DRC: RCD plays down senior official's suspension
Meanwhile, Nyarugabo played down the suspension of the political bureau and information chief, Lambert Mende. He said the move was a "disciplinary matter related to internal problems in the movement but not any big problem". "People are trying to make it a big thing, but it's a small thing," he told IRIN on Tuesday. "In any organisation it's important to do such things for internal discipline." He declined to go into detail, but denied Congolese media reports that Mende was disciplined for challenging the RCD leadership. "To challenge the leadership is not the problem. He is not the first to challenge the leadership and challenge is not bad, it is healthy. There are some other acts within the organisation that are not acceptable," Nyarugabo said.

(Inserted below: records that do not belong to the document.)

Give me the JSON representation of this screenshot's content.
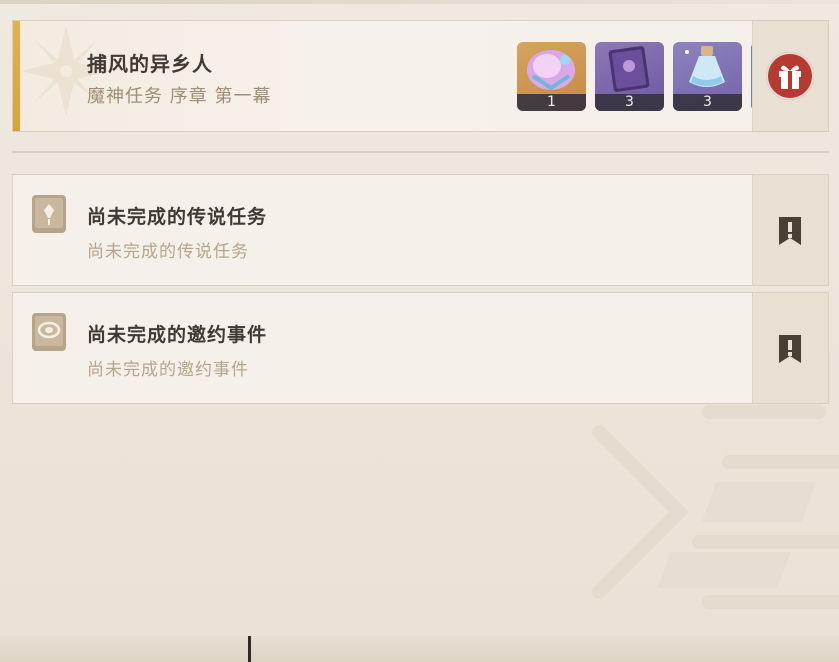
{
  "main_quest": {
    "title": "捕风的异乡人",
    "subtitle": "魔神任务 序章 第一幕",
    "accent_color": "#e2b14a",
    "rewards": [
      {
        "icon": "crystal-gem-icon",
        "count": "1"
      },
      {
        "icon": "purple-book-icon",
        "count": "3"
      },
      {
        "icon": "potion-bottle-icon",
        "count": "3"
      }
    ],
    "claim_icon": "gift-icon"
  },
  "list_items": [
    {
      "icon": "legend-book-icon",
      "title": "尚未完成的传说任务",
      "subtitle": "尚未完成的传说任务",
      "side_icon": "flag-exclamation-icon"
    },
    {
      "icon": "hangout-book-icon",
      "title": "尚未完成的邀约事件",
      "subtitle": "尚未完成的邀约事件",
      "side_icon": "flag-exclamation-icon"
    }
  ],
  "colors": {
    "gift_red": "#b63a32",
    "text_dark": "#3f3a34",
    "text_muted": "#a18d76"
  }
}
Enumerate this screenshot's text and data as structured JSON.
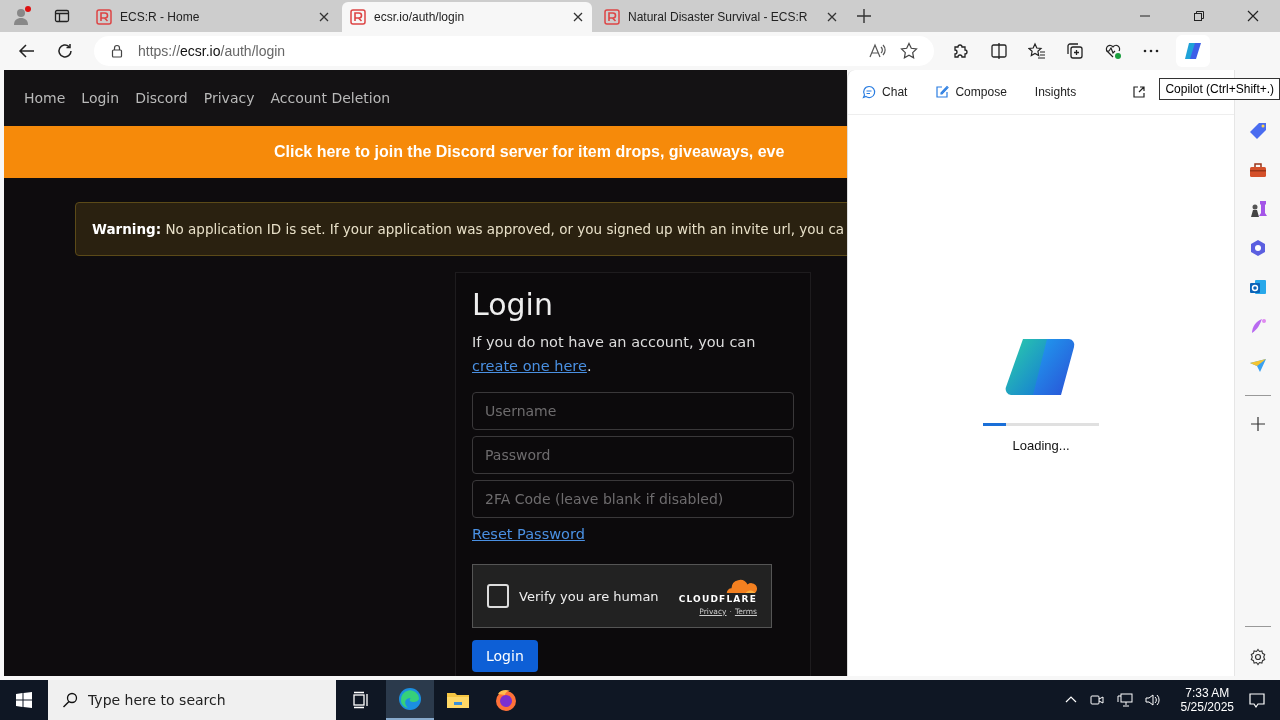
{
  "browser": {
    "tabs": [
      {
        "title": "ECS:R - Home",
        "selected": false
      },
      {
        "title": "ecsr.io/auth/login",
        "selected": true
      },
      {
        "title": "Natural Disaster Survival - ECS:R",
        "selected": false
      }
    ],
    "address": {
      "prefix": "https://",
      "host": "ecsr.io",
      "path": "/auth/login"
    }
  },
  "site": {
    "nav": [
      "Home",
      "Login",
      "Discord",
      "Privacy",
      "Account Deletion"
    ],
    "banner": "Click here to join the Discord server for item drops, giveaways, eve",
    "warning": "**Warning:** No application ID is set. If your application was approved, or you signed up with an invite url, you ca",
    "login": {
      "title": "Login",
      "intro": "If you do not have an account, you can ",
      "intro_link": "create one here",
      "intro_end": ".",
      "fields": [
        {
          "placeholder": "Username"
        },
        {
          "placeholder": "Password"
        },
        {
          "placeholder": "2FA Code (leave blank if disabled)"
        }
      ],
      "reset_link": "Reset Password",
      "captcha": {
        "label": "Verify you are human",
        "checked": false,
        "brand": "CLOUDFLARE",
        "privacy": "Privacy",
        "separator": "·",
        "terms": "Terms"
      },
      "button": "Login"
    }
  },
  "copilot": {
    "tabs": [
      {
        "label": "Chat",
        "selected": false
      },
      {
        "label": "Compose",
        "selected": false
      },
      {
        "label": "Insights",
        "selected": false
      }
    ],
    "tooltip": "Copilot (Ctrl+Shift+.)",
    "loading": {
      "level": 0.2,
      "text": "Loading..."
    }
  },
  "taskbar": {
    "search": {
      "placeholder": "Type here to search"
    },
    "time": "7:33 AM",
    "date": "5/25/2025"
  }
}
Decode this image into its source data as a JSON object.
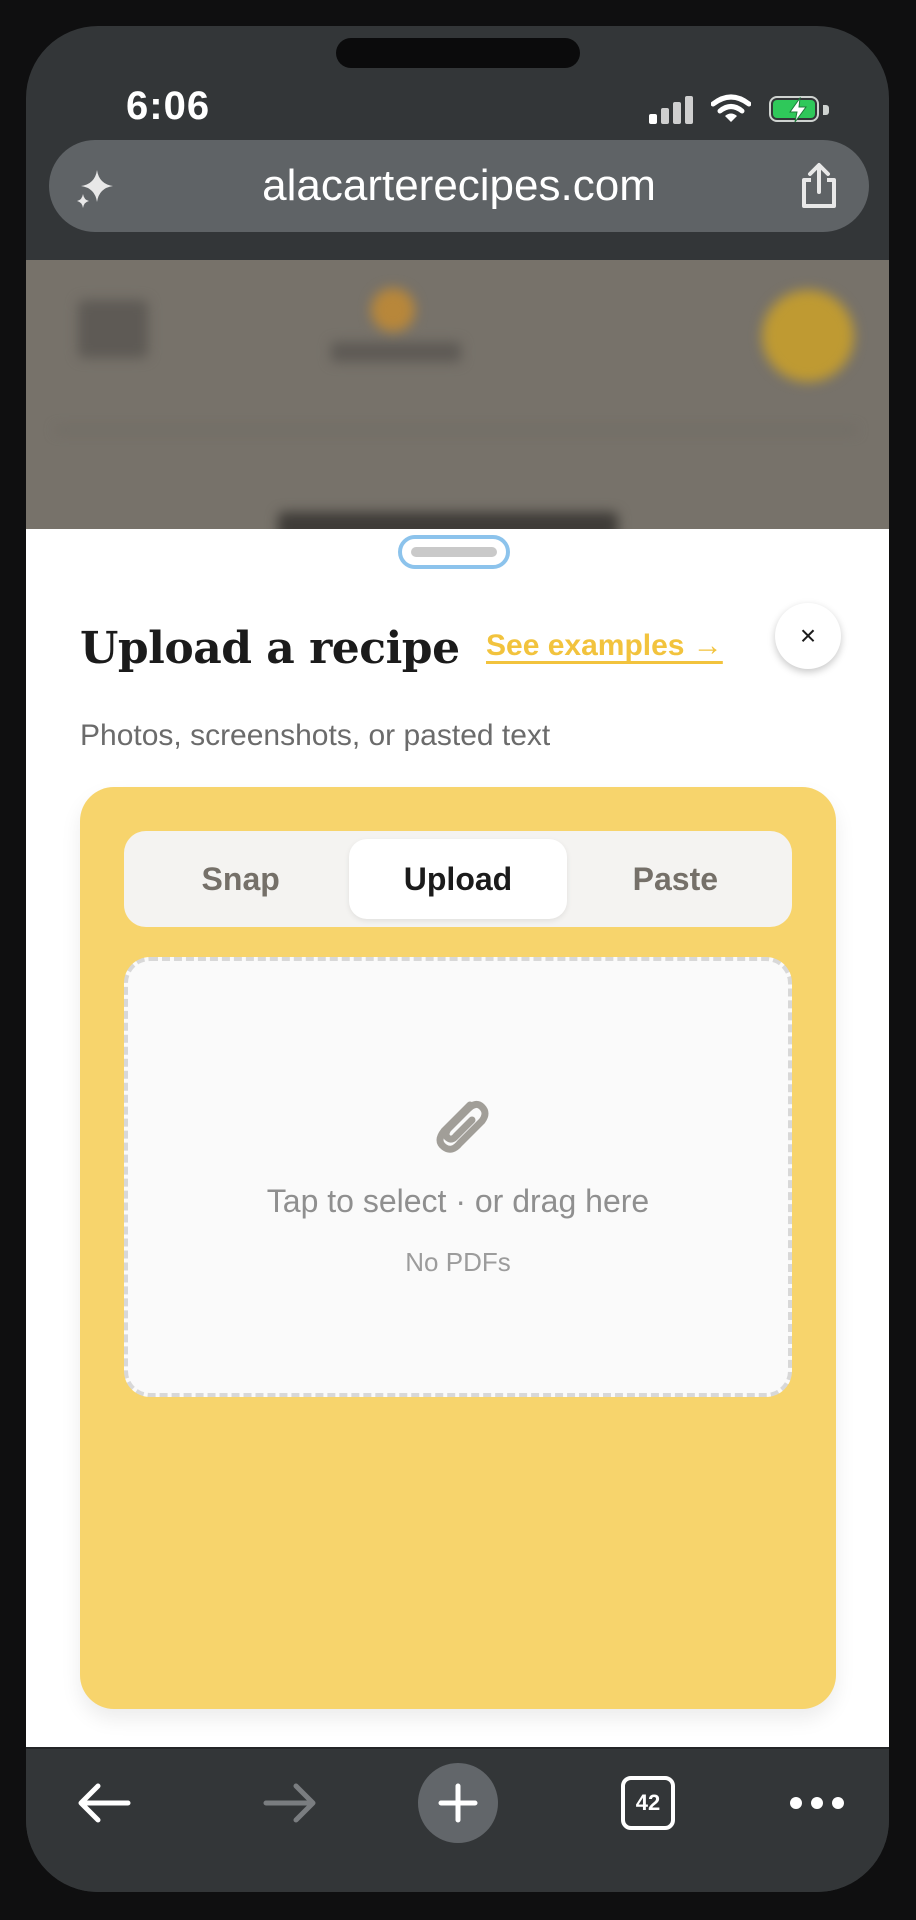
{
  "status_bar": {
    "time": "6:06"
  },
  "browser": {
    "url": "alacarterecipes.com",
    "tab_count": "42"
  },
  "sheet": {
    "title": "Upload a recipe",
    "examples_link": "See examples →",
    "close_label": "×",
    "subtitle": "Photos, screenshots, or pasted text",
    "tabs": [
      {
        "label": "Snap",
        "active": false
      },
      {
        "label": "Upload",
        "active": true
      },
      {
        "label": "Paste",
        "active": false
      }
    ],
    "dropzone": {
      "primary": "Tap to select · or drag here",
      "note": "No PDFs"
    }
  },
  "colors": {
    "panel": "#f7d46c",
    "accent_link": "#f2c33d",
    "battery_fill": "#2fc85a",
    "grabber_focus": "#8cc3ec"
  },
  "icons": {
    "url_left": "sparkle-icon",
    "url_right": "share-icon",
    "dropzone": "paperclip-icon",
    "toolbar": [
      "back-arrow-icon",
      "forward-arrow-icon",
      "plus-icon",
      "tabs-icon",
      "more-icon"
    ]
  }
}
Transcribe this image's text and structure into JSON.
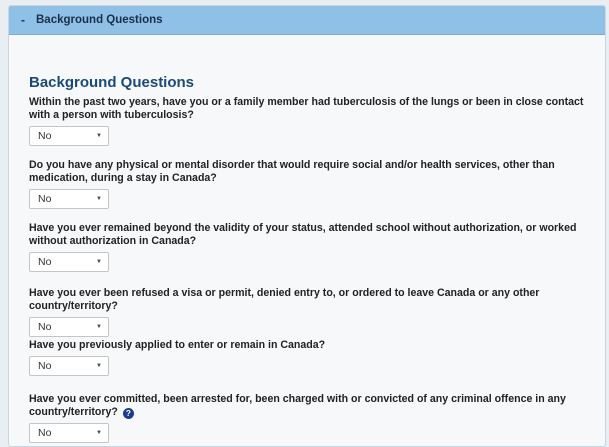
{
  "panel": {
    "toggle": "-",
    "title": "Background Questions"
  },
  "section": {
    "heading": "Background Questions"
  },
  "questions": [
    {
      "text": "Within the past two years, have you or a family member had tuberculosis of the lungs or been in close contact with a person with tuberculosis?",
      "value": "No"
    },
    {
      "text": "Do you have any physical or mental disorder that would require social and/or health services, other than medication, during a stay in Canada?",
      "value": "No"
    },
    {
      "text": "Have you ever remained beyond the validity of your status, attended school without authorization, or worked without authorization in Canada?",
      "value": "No"
    },
    {
      "text": "Have you ever been refused a visa or permit, denied entry to, or ordered to leave Canada or any other country/territory?",
      "value": "No"
    },
    {
      "text": "Have you previously applied to enter or remain in Canada?",
      "value": "No"
    },
    {
      "text": "Have you ever committed, been arrested for, been charged with or convicted of any criminal offence in any country/territory?",
      "value": "No"
    }
  ],
  "help_icon_glyph": "?",
  "select_arrow_glyph": "▼",
  "colors": {
    "header_bg": "#8fc0e6",
    "heading": "#1c4a78",
    "help_icon": "#1a3c8c"
  }
}
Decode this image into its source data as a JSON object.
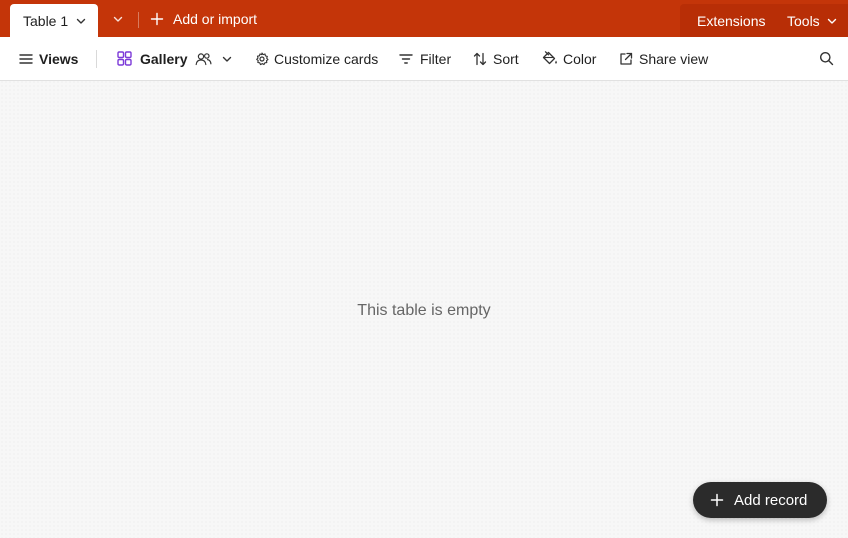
{
  "colors": {
    "tabbar_bg": "#c43509",
    "tabbar_right_bg": "#b82e06",
    "gallery_icon": "#7c3ad8",
    "fab_bg": "#2b2b2b"
  },
  "tabbar": {
    "active_tab": "Table 1",
    "add_import": "Add or import",
    "extensions": "Extensions",
    "tools": "Tools"
  },
  "toolbar": {
    "views": "Views",
    "gallery": "Gallery",
    "customize_cards": "Customize cards",
    "filter": "Filter",
    "sort": "Sort",
    "color": "Color",
    "share_view": "Share view"
  },
  "main": {
    "empty_message": "This table is empty"
  },
  "fab": {
    "label": "Add record"
  }
}
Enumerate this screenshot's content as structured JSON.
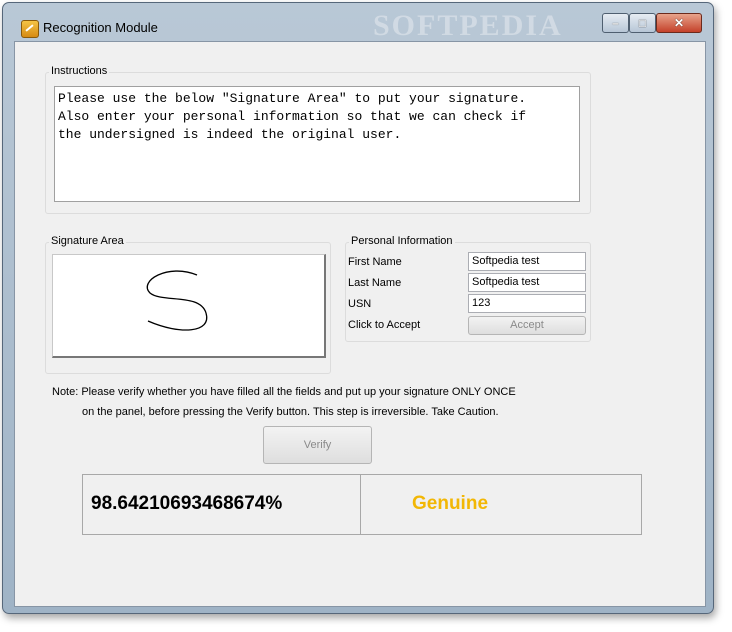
{
  "window": {
    "title": "Recognition Module",
    "watermark": "SOFTPEDIA"
  },
  "instructions": {
    "label": "Instructions",
    "text": "Please use the below \"Signature Area\" to put your signature.\nAlso enter your personal information so that we can check if\nthe undersigned is indeed the original user."
  },
  "signature": {
    "label": "Signature Area"
  },
  "personal": {
    "label": "Personal Information",
    "first_name_label": "First Name",
    "first_name_value": "Softpedia test",
    "last_name_label": "Last Name",
    "last_name_value": "Softpedia test",
    "usn_label": "USN",
    "usn_value": "123",
    "accept_label": "Click to Accept",
    "accept_button": "Accept"
  },
  "note": {
    "line1": "Note: Please verify whether you have filled all the fields and put up your signature ONLY ONCE",
    "line2": "on the panel, before pressing the Verify button. This step is irreversible. Take Caution."
  },
  "verify_button": "Verify",
  "result": {
    "score": "98.64210693468674%",
    "verdict": "Genuine",
    "verdict_color": "#f2b705"
  }
}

DRC: Little respect in Katanga for legacy of Kabila's brother
Public tributes last month at the funeral of Georges Katwal, director of the Katanga branch of the internal security service, l'Agence nationale de renseignements (ANR), and younger brother of President Laurent-Desire Kabila, masked a lamentable state of affairs in the province, the Kinshasa-based weekly 'La Tribune' reported at the weekend. Thousands of Congolese, including Kabila, paid tribute to Katwal in Lubumbashi on 27 February but many did so in honour of the president, who remained popular, and not his brother, for whom there was little respect, the paper said. "It is an established fact that the ANR-Katanga had become a real instrument of terror, reprisal and extortion," it said. "Arbitrariness was the order of the day." "At Lubumbashi town hall, there is a complete catastrophe. Insults, incivility and mismanagement have finally tarnished the image of this city," 'La Tribune' stated, adding that prices were skyrocketing and "mafia-types" were reasserting themselves to secure "unjustified accumulation of wealth". "The couldn't care less attitude" of the provincial administration was one reason "why the people are fervently calling for democracy," the report concluded.